Stability of rhythmic visuo-motor tracking does not depend on relative velocity.
de Rugy A(1), Oullier O, Temprado JJ.
(1)Perception and Motor Systems Laboratory, School of Human Movement Studies,
Room 424, Building 26, University of Queensland, St Lucia, QLD, 4072, Australia.
It is well established that the in-phase pattern of bimanual coordination (i.e. a
relative phase of 0 degrees ) is more stable than the antiphase pattern (i.e., a
relative phase of 180 degrees ), and that a spontaneous transition from antiphase
to in-phase typically occurs as the movement frequency is gradually increased. On
the basis of results from relative phase perception experiments, Bingham
(Proceedings of the 23rd annual conference of the cognitive science society.

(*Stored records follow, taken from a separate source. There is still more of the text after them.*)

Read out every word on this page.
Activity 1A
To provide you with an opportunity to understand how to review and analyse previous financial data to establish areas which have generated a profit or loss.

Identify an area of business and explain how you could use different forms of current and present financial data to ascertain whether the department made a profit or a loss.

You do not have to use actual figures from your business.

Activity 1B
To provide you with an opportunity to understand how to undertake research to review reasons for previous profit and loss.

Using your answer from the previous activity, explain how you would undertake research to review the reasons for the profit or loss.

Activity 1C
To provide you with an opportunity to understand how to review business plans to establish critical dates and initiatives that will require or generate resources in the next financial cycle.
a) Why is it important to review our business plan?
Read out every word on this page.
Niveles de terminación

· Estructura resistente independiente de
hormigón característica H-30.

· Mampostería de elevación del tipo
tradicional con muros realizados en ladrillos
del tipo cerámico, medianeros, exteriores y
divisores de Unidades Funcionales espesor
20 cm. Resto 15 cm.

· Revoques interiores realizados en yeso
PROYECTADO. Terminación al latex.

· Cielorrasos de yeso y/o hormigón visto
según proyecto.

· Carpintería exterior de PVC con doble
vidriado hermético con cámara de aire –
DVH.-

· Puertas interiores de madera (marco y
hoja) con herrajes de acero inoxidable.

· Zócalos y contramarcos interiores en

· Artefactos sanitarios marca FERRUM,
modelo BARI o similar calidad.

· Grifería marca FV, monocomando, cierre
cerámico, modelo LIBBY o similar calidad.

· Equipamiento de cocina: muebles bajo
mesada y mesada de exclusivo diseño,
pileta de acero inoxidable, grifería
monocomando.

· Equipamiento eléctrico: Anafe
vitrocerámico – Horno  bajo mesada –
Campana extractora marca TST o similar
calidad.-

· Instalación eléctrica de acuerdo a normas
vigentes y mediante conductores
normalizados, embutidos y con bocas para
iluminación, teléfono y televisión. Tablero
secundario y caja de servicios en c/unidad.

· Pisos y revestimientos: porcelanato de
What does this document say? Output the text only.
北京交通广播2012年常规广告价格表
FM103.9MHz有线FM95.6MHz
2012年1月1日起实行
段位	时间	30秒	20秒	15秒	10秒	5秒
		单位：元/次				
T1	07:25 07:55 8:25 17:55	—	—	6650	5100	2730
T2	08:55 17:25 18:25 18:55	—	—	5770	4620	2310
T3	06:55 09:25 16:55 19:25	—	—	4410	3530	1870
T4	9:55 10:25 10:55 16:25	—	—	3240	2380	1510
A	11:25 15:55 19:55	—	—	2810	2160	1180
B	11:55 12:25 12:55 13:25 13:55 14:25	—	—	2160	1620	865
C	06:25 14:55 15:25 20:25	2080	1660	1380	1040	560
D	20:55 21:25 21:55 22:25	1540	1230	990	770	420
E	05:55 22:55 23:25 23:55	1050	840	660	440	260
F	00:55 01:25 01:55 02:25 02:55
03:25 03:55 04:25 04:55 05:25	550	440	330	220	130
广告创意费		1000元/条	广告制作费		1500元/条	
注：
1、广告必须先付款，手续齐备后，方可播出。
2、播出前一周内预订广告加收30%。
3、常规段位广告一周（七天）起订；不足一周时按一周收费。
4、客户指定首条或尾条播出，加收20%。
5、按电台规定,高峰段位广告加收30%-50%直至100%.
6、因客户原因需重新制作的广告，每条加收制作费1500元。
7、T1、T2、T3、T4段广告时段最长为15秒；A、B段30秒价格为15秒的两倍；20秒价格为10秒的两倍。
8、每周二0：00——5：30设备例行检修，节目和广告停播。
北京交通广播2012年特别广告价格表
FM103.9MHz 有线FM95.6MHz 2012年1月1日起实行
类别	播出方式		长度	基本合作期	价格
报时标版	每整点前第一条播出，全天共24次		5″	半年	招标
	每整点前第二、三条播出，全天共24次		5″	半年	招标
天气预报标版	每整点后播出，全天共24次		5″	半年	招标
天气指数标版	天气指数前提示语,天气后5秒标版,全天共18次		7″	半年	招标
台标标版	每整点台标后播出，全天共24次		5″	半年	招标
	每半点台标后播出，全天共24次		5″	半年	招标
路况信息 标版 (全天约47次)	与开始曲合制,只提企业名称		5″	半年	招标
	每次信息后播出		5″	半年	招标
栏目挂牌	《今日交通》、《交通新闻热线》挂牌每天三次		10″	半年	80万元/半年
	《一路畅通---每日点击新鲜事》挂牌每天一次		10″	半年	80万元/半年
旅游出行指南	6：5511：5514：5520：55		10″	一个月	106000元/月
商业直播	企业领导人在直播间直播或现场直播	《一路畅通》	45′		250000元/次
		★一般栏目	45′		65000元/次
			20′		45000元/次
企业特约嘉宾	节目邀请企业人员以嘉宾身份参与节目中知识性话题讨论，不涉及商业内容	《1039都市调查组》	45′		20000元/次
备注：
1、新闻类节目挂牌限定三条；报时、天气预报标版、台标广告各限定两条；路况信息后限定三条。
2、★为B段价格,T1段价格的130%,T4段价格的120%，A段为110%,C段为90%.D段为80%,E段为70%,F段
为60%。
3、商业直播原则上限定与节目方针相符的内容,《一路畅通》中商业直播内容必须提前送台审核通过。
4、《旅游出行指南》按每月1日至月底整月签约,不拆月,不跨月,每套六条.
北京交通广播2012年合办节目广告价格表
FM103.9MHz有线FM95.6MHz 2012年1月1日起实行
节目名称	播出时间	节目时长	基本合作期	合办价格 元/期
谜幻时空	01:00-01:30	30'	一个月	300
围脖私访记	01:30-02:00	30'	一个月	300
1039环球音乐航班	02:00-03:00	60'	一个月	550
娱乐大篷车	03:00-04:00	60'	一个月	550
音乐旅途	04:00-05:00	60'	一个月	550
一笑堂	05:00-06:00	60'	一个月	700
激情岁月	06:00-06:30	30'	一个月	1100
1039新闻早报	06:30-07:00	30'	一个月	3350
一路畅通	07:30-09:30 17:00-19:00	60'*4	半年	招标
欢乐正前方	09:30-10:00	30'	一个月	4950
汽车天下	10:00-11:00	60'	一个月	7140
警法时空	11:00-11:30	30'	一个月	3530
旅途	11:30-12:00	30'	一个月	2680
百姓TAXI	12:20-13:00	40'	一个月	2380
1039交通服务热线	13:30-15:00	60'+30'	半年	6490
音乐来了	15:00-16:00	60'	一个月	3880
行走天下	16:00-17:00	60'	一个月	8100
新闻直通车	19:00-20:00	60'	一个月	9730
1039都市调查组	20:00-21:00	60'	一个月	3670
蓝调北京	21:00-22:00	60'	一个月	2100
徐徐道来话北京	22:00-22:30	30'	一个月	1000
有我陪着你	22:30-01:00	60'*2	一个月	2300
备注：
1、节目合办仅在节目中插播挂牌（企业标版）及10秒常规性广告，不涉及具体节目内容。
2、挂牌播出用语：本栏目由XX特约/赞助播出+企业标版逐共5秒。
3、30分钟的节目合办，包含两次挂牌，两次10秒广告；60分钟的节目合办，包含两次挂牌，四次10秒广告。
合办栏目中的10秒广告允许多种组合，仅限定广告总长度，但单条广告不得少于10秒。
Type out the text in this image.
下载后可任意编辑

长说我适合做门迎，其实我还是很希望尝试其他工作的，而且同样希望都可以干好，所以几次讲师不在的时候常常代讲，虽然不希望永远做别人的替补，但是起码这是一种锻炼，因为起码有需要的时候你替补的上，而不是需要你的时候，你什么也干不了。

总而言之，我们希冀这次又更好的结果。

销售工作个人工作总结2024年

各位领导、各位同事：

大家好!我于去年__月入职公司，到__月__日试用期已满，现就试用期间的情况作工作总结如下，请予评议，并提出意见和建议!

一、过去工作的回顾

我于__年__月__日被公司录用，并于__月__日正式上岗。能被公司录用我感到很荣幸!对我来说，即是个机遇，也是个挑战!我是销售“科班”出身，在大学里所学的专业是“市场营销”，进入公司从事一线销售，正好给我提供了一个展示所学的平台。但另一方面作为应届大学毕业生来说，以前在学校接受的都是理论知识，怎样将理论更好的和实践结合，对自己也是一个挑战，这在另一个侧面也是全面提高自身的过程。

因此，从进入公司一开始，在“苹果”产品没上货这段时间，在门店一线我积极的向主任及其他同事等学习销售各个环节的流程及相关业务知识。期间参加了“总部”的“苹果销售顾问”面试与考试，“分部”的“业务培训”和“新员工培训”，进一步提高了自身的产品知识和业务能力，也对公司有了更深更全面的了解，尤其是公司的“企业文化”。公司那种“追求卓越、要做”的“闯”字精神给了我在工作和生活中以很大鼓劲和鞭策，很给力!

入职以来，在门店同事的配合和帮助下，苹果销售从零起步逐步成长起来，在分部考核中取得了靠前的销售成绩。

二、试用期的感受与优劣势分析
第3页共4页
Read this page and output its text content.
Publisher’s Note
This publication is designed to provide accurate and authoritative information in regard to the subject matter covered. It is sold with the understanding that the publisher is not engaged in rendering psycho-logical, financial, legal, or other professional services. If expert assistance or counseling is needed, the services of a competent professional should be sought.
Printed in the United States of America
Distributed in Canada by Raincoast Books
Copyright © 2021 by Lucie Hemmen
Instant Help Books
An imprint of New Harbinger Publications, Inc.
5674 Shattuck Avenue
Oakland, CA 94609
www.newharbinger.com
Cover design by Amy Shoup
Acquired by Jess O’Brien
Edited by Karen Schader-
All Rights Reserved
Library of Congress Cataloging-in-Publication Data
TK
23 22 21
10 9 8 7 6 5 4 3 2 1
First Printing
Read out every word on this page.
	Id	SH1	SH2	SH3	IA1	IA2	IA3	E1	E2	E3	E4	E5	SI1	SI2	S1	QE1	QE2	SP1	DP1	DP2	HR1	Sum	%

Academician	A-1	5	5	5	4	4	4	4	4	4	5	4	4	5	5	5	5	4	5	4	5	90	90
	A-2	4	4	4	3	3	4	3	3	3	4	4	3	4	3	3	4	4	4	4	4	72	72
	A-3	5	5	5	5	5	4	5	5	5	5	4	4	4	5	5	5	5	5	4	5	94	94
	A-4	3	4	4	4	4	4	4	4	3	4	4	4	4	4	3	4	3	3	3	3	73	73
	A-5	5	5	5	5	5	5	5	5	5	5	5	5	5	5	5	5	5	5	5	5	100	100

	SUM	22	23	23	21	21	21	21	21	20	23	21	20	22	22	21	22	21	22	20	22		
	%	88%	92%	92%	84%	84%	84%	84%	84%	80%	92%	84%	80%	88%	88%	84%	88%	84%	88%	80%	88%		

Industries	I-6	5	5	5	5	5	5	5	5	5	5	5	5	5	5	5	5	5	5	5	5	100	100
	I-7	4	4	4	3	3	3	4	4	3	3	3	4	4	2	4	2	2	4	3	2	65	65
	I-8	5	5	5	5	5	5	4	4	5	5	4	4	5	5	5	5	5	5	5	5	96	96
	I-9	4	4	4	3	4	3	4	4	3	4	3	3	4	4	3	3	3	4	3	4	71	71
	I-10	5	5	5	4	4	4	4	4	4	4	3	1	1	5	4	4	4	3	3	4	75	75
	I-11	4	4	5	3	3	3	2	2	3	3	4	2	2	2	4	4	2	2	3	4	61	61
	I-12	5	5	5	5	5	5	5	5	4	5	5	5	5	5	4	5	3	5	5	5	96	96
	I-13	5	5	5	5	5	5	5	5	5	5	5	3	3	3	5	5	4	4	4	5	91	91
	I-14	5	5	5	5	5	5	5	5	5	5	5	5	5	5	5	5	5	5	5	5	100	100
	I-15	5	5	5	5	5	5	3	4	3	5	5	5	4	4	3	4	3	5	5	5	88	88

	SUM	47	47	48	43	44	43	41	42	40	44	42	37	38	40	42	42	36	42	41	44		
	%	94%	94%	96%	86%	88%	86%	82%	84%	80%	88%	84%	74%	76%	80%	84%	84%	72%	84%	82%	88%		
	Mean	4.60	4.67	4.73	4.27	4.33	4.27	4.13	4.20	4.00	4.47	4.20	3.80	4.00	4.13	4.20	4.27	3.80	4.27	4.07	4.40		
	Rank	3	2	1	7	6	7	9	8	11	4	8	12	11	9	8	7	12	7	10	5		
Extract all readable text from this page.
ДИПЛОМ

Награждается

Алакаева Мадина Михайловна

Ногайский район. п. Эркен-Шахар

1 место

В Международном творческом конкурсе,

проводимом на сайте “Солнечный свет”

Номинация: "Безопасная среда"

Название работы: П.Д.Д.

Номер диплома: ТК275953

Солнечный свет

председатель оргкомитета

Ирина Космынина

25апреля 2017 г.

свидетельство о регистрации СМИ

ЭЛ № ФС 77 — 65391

Laurence Erlbaum Associates, Mahwah, pp 75-79, 2001; Ecol Psychol 16:45-53, 2004;
Advances in psychology 135: time-to-contact. Elsevier, Amsterdam, pp 421-442,
2004) proposed a dynamical model that consists of two phase driven oscillators
coupled via the perceived relative phase, the resolution of which is determined
by relative velocity. In the present study, we specifically test behavioral
predictions from this last assumption during a unimanual visuo-motor tracking
task. Different conditions of amplitudes and frequencies were designed to
manipulate selectively relative phase and relative velocity. While the known
effect of phase and frequency were observed, relative phase variability was not
affected by the different conditions of relative velocity. As such, Bingham’s
model assumption that instability in relative phase coordination is brought about
by relative velocity that affects the resolution of the perceived relative phase
has been invalidated for the case of rhythmic unimanual visuo-motor tracking.
Although this does not rule out the view that relative phase production is
constrained by relative phase perception, the mechanism that would be responsible
for this phenomenon still has to be established.